Member of the Bangladesh Parliament for Kishoreganj-6
- In office 7 May 1986 – 3 March 1988
- Succeeded by: Khandakar Mofizur Rahman

Personal details
- Born: Bajitpur, Kishoreganj, Mymensingh District
- Party: Bangladesh Muslim League
- Parent: Abdul Monem Khan (father);

= AKM Khalequzzaman =

Bangladeshi politician

AKM Khalequzzaman Khan Humayun (এ কে এম খালেকুজ্জামান খাঁন হুমায়ুন) was a Bangladesh Muslim League politician and a former member of parliament for Kishoreganj-6.

==Early life==
Khalequzzaman was born into a Bengali Muslim family in Bajitpur, Kishoreganj, Mymensingh District.

==Career==
Ahmed stood in the 1986 Bangladeshi general elections as a Bangladesh Muslim League candidate for the newly renamed Kishoreganj-6 (Bhairab-Kuliarchar) constituency.
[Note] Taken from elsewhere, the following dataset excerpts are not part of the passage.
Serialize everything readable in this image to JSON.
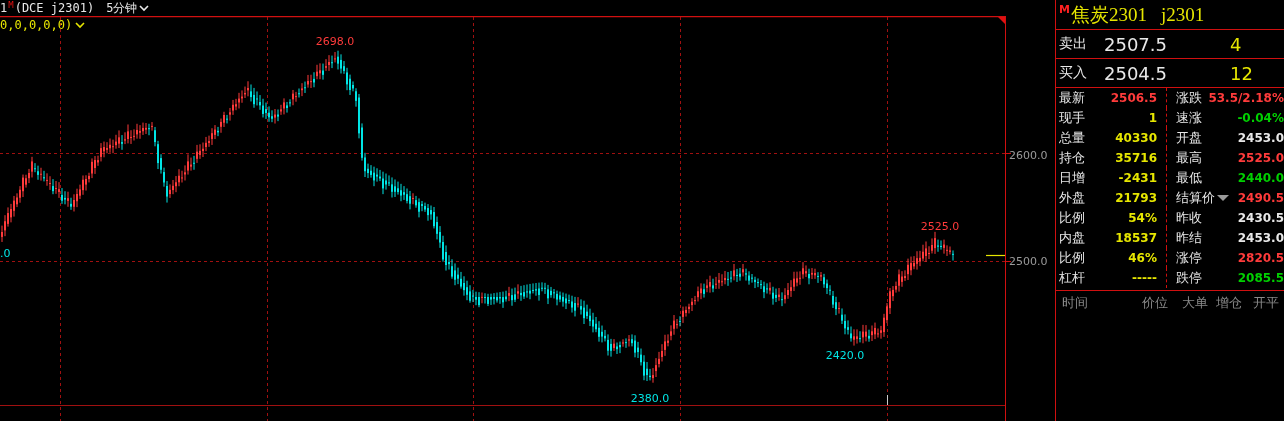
{
  "header": {
    "period_index": "1",
    "market_mark": "M",
    "contract": "(DCE j2301)",
    "interval": "5分钟"
  },
  "indicator": {
    "params": "0,0,0,0,0)"
  },
  "chart": {
    "left_edge_label": ".0",
    "price_labels": [
      {
        "text": "2698.0",
        "kind": "high"
      },
      {
        "text": "2525.0",
        "kind": "high"
      },
      {
        "text": "2420.0",
        "kind": "low"
      },
      {
        "text": "2380.0",
        "kind": "low"
      }
    ],
    "axis_labels": [
      "2600.0",
      "2500.0"
    ]
  },
  "quote": {
    "mark": "M",
    "name": "焦炭2301",
    "code": "j2301"
  },
  "book": [
    {
      "label": "卖出",
      "price": "2507.5",
      "volume": "4"
    },
    {
      "label": "买入",
      "price": "2504.5",
      "volume": "12"
    }
  ],
  "stats": [
    {
      "left": {
        "label": "最新",
        "value": "2506.5",
        "color": "#ff3b3b"
      },
      "right": {
        "label": "涨跌",
        "value": "53.5/2.18%",
        "color": "#ff3b3b",
        "dropdown": false
      }
    },
    {
      "left": {
        "label": "现手",
        "value": "1",
        "color": "#e6e600"
      },
      "right": {
        "label": "速涨",
        "value": "-0.04%",
        "color": "#00d000",
        "dropdown": false
      }
    },
    {
      "left": {
        "label": "总量",
        "value": "40330",
        "color": "#e6e600"
      },
      "right": {
        "label": "开盘",
        "value": "2453.0",
        "color": "#e8e8e8",
        "dropdown": false
      }
    },
    {
      "left": {
        "label": "持仓",
        "value": "35716",
        "color": "#e6e600"
      },
      "right": {
        "label": "最高",
        "value": "2525.0",
        "color": "#ff3b3b",
        "dropdown": false
      }
    },
    {
      "left": {
        "label": "日增",
        "value": "-2431",
        "color": "#e6e600"
      },
      "right": {
        "label": "最低",
        "value": "2440.0",
        "color": "#00d000",
        "dropdown": false
      }
    },
    {
      "left": {
        "label": "外盘",
        "value": "21793",
        "color": "#e6e600"
      },
      "right": {
        "label": "结算价",
        "value": "2490.5",
        "color": "#ff3b3b",
        "dropdown": true
      }
    },
    {
      "left": {
        "label": "比例",
        "value": "54%",
        "color": "#e6e600"
      },
      "right": {
        "label": "昨收",
        "value": "2430.5",
        "color": "#e8e8e8",
        "dropdown": false
      }
    },
    {
      "left": {
        "label": "内盘",
        "value": "18537",
        "color": "#e6e600"
      },
      "right": {
        "label": "昨结",
        "value": "2453.0",
        "color": "#e8e8e8",
        "dropdown": false
      }
    },
    {
      "left": {
        "label": "比例",
        "value": "46%",
        "color": "#e6e600"
      },
      "right": {
        "label": "涨停",
        "value": "2820.5",
        "color": "#ff3b3b",
        "dropdown": false
      }
    },
    {
      "left": {
        "label": "杠杆",
        "value": "-----",
        "color": "#e6e600"
      },
      "right": {
        "label": "跌停",
        "value": "2085.5",
        "color": "#00d000",
        "dropdown": false
      }
    }
  ],
  "ticks_header": [
    "时间",
    "价位",
    "大单",
    "增仓",
    "开平"
  ]
}
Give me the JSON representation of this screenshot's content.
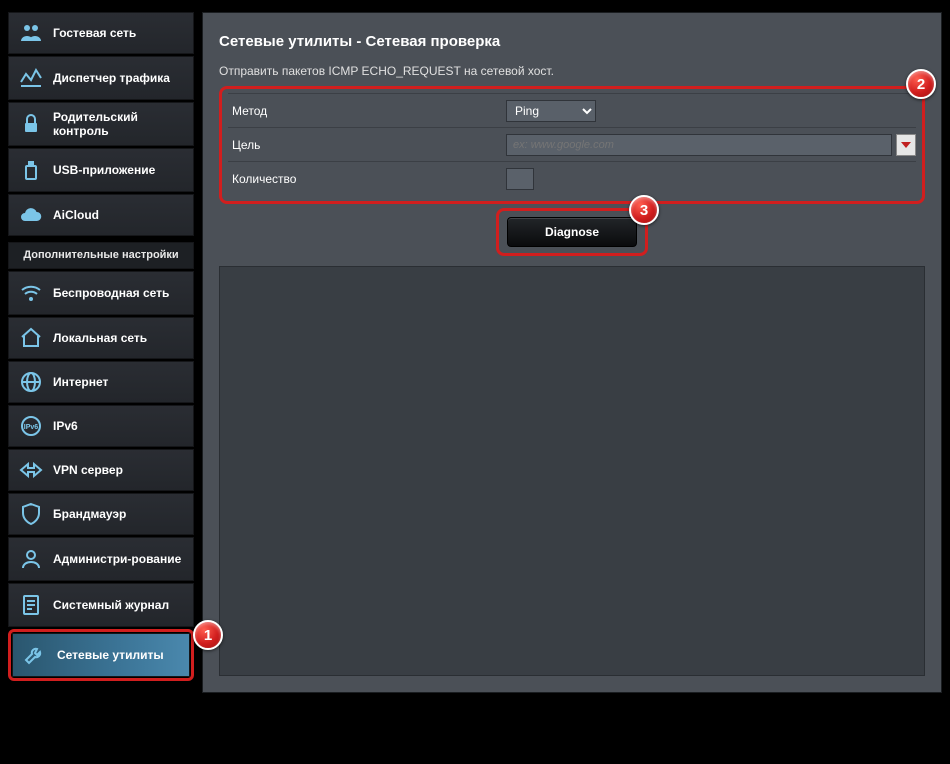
{
  "sidebar": {
    "main_items": [
      {
        "label": "Гостевая сеть",
        "icon": "users-icon"
      },
      {
        "label": "Диспетчер трафика",
        "icon": "traffic-icon"
      },
      {
        "label": "Родительский контроль",
        "icon": "lock-icon"
      },
      {
        "label": "USB-приложение",
        "icon": "usb-icon"
      },
      {
        "label": "AiCloud",
        "icon": "cloud-icon"
      }
    ],
    "advanced_header": "Дополнительные настройки",
    "advanced_items": [
      {
        "label": "Беспроводная сеть",
        "icon": "wifi-icon"
      },
      {
        "label": "Локальная сеть",
        "icon": "home-icon"
      },
      {
        "label": "Интернет",
        "icon": "globe-icon"
      },
      {
        "label": "IPv6",
        "icon": "ipv6-icon"
      },
      {
        "label": "VPN сервер",
        "icon": "vpn-icon"
      },
      {
        "label": "Брандмауэр",
        "icon": "shield-icon"
      },
      {
        "label": "Администри-рование",
        "icon": "admin-icon"
      },
      {
        "label": "Системный журнал",
        "icon": "log-icon"
      },
      {
        "label": "Сетевые утилиты",
        "icon": "wrench-icon",
        "active": true
      }
    ]
  },
  "main": {
    "title": "Сетевые утилиты - Сетевая проверка",
    "description": "Отправить пакетов ICMP ECHO_REQUEST на сетевой хост.",
    "method_label": "Метод",
    "method_value": "Ping",
    "target_label": "Цель",
    "target_placeholder": "ex: www.google.com",
    "count_label": "Количество",
    "diagnose_label": "Diagnose"
  },
  "badges": {
    "b1": "1",
    "b2": "2",
    "b3": "3"
  }
}
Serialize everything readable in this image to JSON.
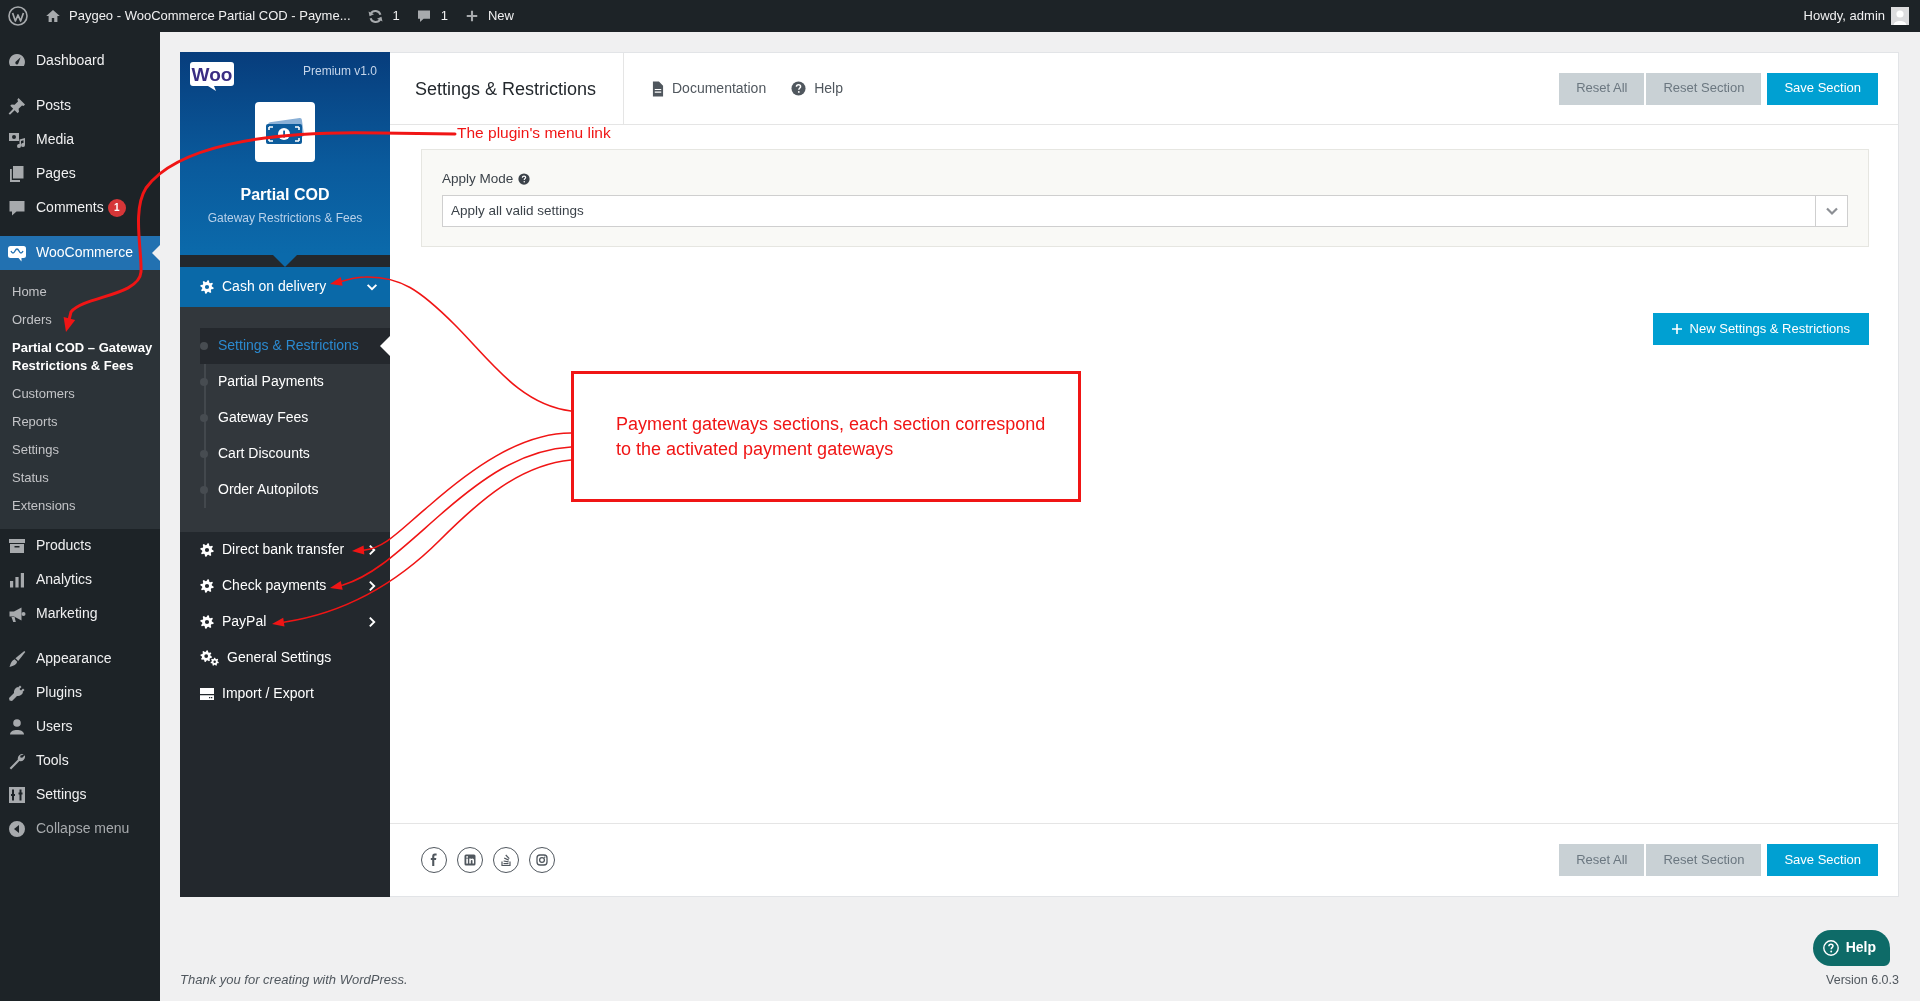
{
  "admin_bar": {
    "site_title": "Paygeo - WooCommerce Partial COD - Payme...",
    "updates_count": "1",
    "comments_count": "1",
    "new_label": "New",
    "greeting": "Howdy, admin"
  },
  "admin_menu": {
    "sections": [
      {
        "items": [
          {
            "label": "Dashboard",
            "selected": false
          }
        ]
      },
      {
        "items": [
          {
            "label": "Posts",
            "selected": false
          },
          {
            "label": "Media",
            "selected": false
          },
          {
            "label": "Pages",
            "selected": false
          },
          {
            "label": "Comments",
            "selected": false,
            "badge": "1"
          }
        ]
      },
      {
        "items": [
          {
            "label": "WooCommerce",
            "selected": true,
            "children": [
              {
                "label": "Home",
                "selected": false
              },
              {
                "label": "Orders",
                "selected": false
              },
              {
                "label": "Partial COD – Gateway Restrictions & Fees",
                "selected": true
              },
              {
                "label": "Customers",
                "selected": false
              },
              {
                "label": "Reports",
                "selected": false
              },
              {
                "label": "Settings",
                "selected": false
              },
              {
                "label": "Status",
                "selected": false
              },
              {
                "label": "Extensions",
                "selected": false
              }
            ]
          },
          {
            "label": "Products",
            "selected": false
          },
          {
            "label": "Analytics",
            "selected": false
          },
          {
            "label": "Marketing",
            "selected": false
          }
        ]
      },
      {
        "items": [
          {
            "label": "Appearance",
            "selected": false
          },
          {
            "label": "Plugins",
            "selected": false
          },
          {
            "label": "Users",
            "selected": false
          },
          {
            "label": "Tools",
            "selected": false
          },
          {
            "label": "Settings",
            "selected": false
          }
        ]
      }
    ],
    "collapse_label": "Collapse menu"
  },
  "plugin_sidebar": {
    "logo_text": "Woo",
    "edition": "Premium v1.0",
    "title": "Partial COD",
    "subtitle": "Gateway Restrictions & Fees",
    "gateway_sections": [
      {
        "label": "Cash on delivery",
        "expanded": true,
        "children": [
          {
            "label": "Settings & Restrictions",
            "selected": true
          },
          {
            "label": "Partial Payments",
            "selected": false
          },
          {
            "label": "Gateway Fees",
            "selected": false
          },
          {
            "label": "Cart Discounts",
            "selected": false
          },
          {
            "label": "Order Autopilots",
            "selected": false
          }
        ]
      },
      {
        "label": "Direct bank transfer",
        "expanded": false
      },
      {
        "label": "Check payments",
        "expanded": false
      },
      {
        "label": "PayPal",
        "expanded": false
      }
    ],
    "other_links": [
      {
        "label": "General Settings"
      },
      {
        "label": "Import / Export"
      }
    ]
  },
  "main": {
    "title": "Settings & Restrictions",
    "header_links": [
      {
        "label": "Documentation"
      },
      {
        "label": "Help"
      }
    ],
    "header_buttons": [
      {
        "label": "Reset All",
        "kind": "secondary"
      },
      {
        "label": "Reset Section",
        "kind": "secondary"
      },
      {
        "label": "Save Section",
        "kind": "primary"
      }
    ],
    "apply_mode": {
      "label": "Apply Mode",
      "value": "Apply all valid settings"
    },
    "new_button": "New Settings & Restrictions",
    "footer_buttons": [
      {
        "label": "Reset All",
        "kind": "secondary"
      },
      {
        "label": "Reset Section",
        "kind": "secondary"
      },
      {
        "label": "Save Section",
        "kind": "primary"
      }
    ]
  },
  "help_button": "Help",
  "wp_footer": {
    "text": "Thank you for creating with ",
    "link": "WordPress",
    "text_after": ".",
    "version": "Version 6.0.3"
  },
  "annotations": {
    "menu_link_label": "The plugin's menu link",
    "sections_callout": "Payment gateways sections, each section correspond to the activated payment gateways"
  }
}
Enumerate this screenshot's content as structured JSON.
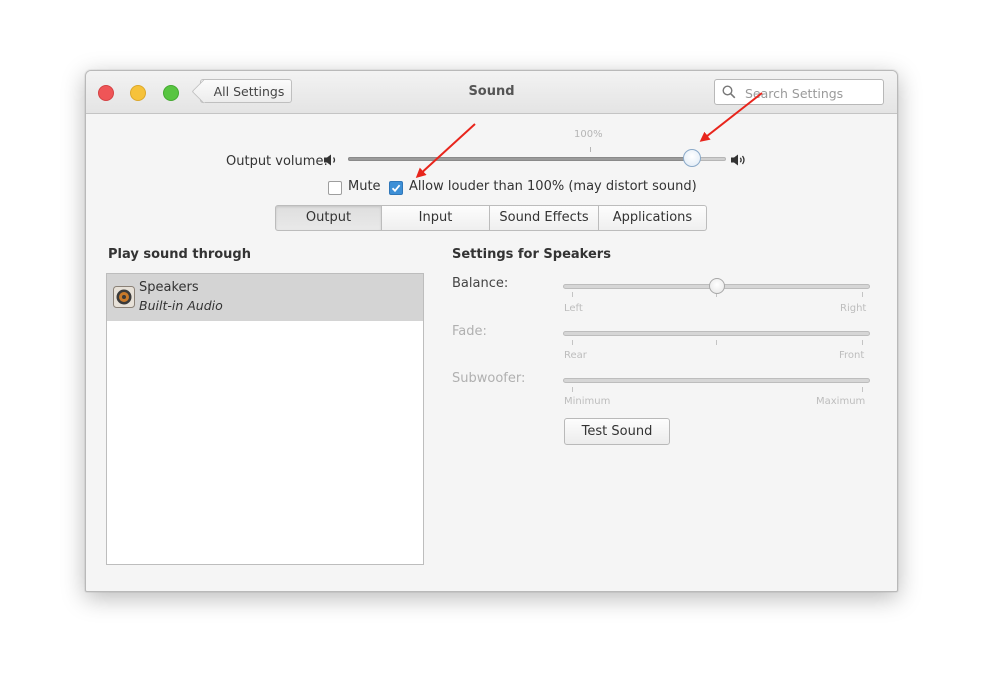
{
  "window": {
    "title": "Sound",
    "back_label": "All Settings",
    "search_placeholder": "Search Settings"
  },
  "volume": {
    "label": "Output volume:",
    "percent_of_max": 91,
    "mark_label": "100%",
    "mute_label": "Mute",
    "mute_checked": false,
    "allow_louder_label": "Allow louder than 100% (may distort sound)",
    "allow_louder_checked": true
  },
  "tabs": [
    {
      "label": "Output",
      "active": true
    },
    {
      "label": "Input",
      "active": false
    },
    {
      "label": "Sound Effects",
      "active": false
    },
    {
      "label": "Applications",
      "active": false
    }
  ],
  "play_through": {
    "header": "Play sound through",
    "devices": [
      {
        "name": "Speakers",
        "subtitle": "Built-in Audio",
        "selected": true
      }
    ]
  },
  "speaker_settings": {
    "header": "Settings for Speakers",
    "balance": {
      "label": "Balance:",
      "left_label": "Left",
      "right_label": "Right",
      "position": 0.5
    },
    "fade": {
      "label": "Fade:",
      "left_label": "Rear",
      "right_label": "Front"
    },
    "subwoofer": {
      "label": "Subwoofer:",
      "left_label": "Minimum",
      "right_label": "Maximum"
    },
    "test_button": "Test Sound"
  },
  "colors": {
    "accent": "#3d8fd6",
    "annotation_arrow": "#e8251c"
  },
  "icons": {
    "volume_low": "speaker-low-icon",
    "volume_high": "speaker-high-icon",
    "search": "magnifier-icon",
    "device": "speaker-device-icon"
  }
}
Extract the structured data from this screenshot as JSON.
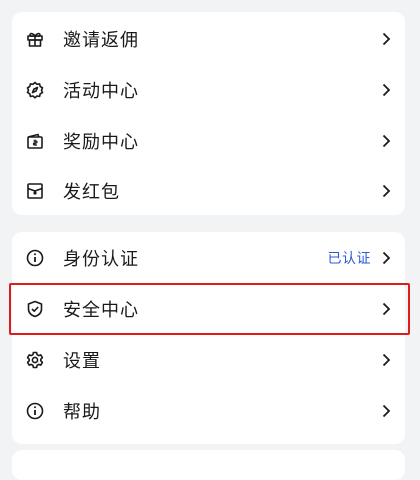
{
  "menu_group_1": {
    "items": [
      {
        "label": "邀请返佣",
        "icon": "gift-icon"
      },
      {
        "label": "活动中心",
        "icon": "compass-icon"
      },
      {
        "label": "奖励中心",
        "icon": "wallet-icon"
      },
      {
        "label": "发红包",
        "icon": "red-envelope-icon"
      }
    ]
  },
  "menu_group_2": {
    "items": [
      {
        "label": "身份认证",
        "icon": "info-icon",
        "status": "已认证"
      },
      {
        "label": "安全中心",
        "icon": "shield-icon"
      },
      {
        "label": "设置",
        "icon": "gear-icon"
      },
      {
        "label": "帮助",
        "icon": "help-icon"
      }
    ]
  },
  "colors": {
    "background": "#f2f3f5",
    "card": "#ffffff",
    "text": "#1a1a1a",
    "status_link": "#2f5bd3",
    "highlight": "#e01b1b"
  }
}
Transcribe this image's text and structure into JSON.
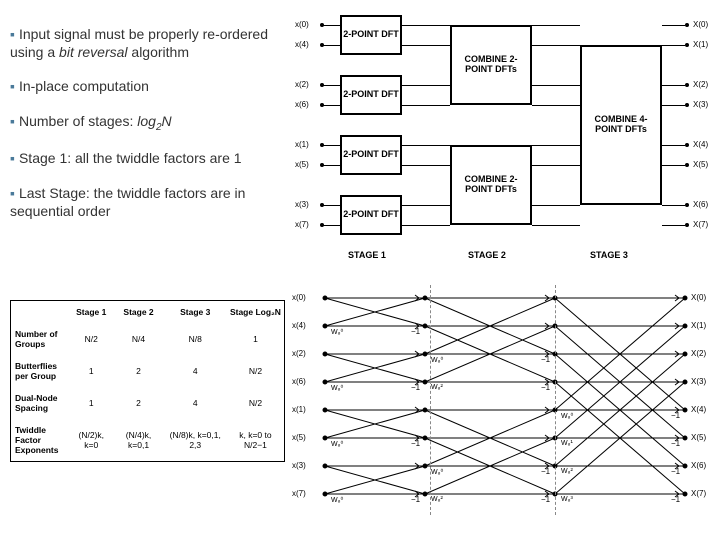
{
  "bullets": {
    "b1": "Input signal must be properly re-ordered using a ",
    "b1_italic": "bit reversal",
    "b1_after": " algorithm",
    "b2": "In-place computation",
    "b3_before": "Number of stages: ",
    "b3_italic": "log",
    "b3_sub": "2",
    "b3_after": "N",
    "b4": "Stage 1: all the twiddle factors are 1",
    "b5": "Last Stage: the twiddle factors are in sequential order"
  },
  "table": {
    "headers": [
      "",
      "Stage 1",
      "Stage 2",
      "Stage 3",
      "Stage Log₂N"
    ],
    "rows": [
      {
        "label": "Number of Groups",
        "cells": [
          "N/2",
          "N/4",
          "N/8",
          "1"
        ]
      },
      {
        "label": "Butterflies per Group",
        "cells": [
          "1",
          "2",
          "4",
          "N/2"
        ]
      },
      {
        "label": "Dual-Node Spacing",
        "cells": [
          "1",
          "2",
          "4",
          "N/2"
        ]
      },
      {
        "label": "Twiddle Factor Exponents",
        "cells": [
          "(N/2)k, k=0",
          "(N/4)k, k=0,1",
          "(N/8)k, k=0,1, 2,3",
          "k, k=0 to N/2−1"
        ]
      }
    ]
  },
  "top_diagram": {
    "inputs": [
      "x(0)",
      "x(4)",
      "x(2)",
      "x(6)",
      "x(1)",
      "x(5)",
      "x(3)",
      "x(7)"
    ],
    "outputs": [
      "X(0)",
      "X(1)",
      "X(2)",
      "X(3)",
      "X(4)",
      "X(5)",
      "X(6)",
      "X(7)"
    ],
    "stage1_box": "2-POINT DFT",
    "stage2_box": "COMBINE 2-POINT DFTs",
    "stage3_box": "COMBINE 4-POINT DFTs",
    "stages": [
      "STAGE 1",
      "STAGE 2",
      "STAGE 3"
    ]
  },
  "bot_diagram": {
    "inputs": [
      "x(0)",
      "x(4)",
      "x(2)",
      "x(6)",
      "x(1)",
      "x(5)",
      "x(3)",
      "x(7)"
    ],
    "outputs": [
      "X(0)",
      "X(1)",
      "X(2)",
      "X(3)",
      "X(4)",
      "X(5)",
      "X(6)",
      "X(7)"
    ],
    "twiddle_s1": [
      "W₈⁰",
      "W₈⁰",
      "W₈⁰",
      "W₈⁰"
    ],
    "twiddle_s2": [
      "W₈⁰",
      "W₈²",
      "W₈⁰",
      "W₈²"
    ],
    "twiddle_s3": [
      "W₈⁰",
      "W₈¹",
      "W₈²",
      "W₈³"
    ],
    "minus1": "−1"
  }
}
During the 1988 Bangladeshi general elections, Ahmed was defeated by Combined Opposition candidate Khandakar Mofizur Rahman and came second place. He was again defeated at the 1991 Bangladeshi general elections by Bangladesh Nationalist Party politician Aamir Uddin Ahmod and came third place.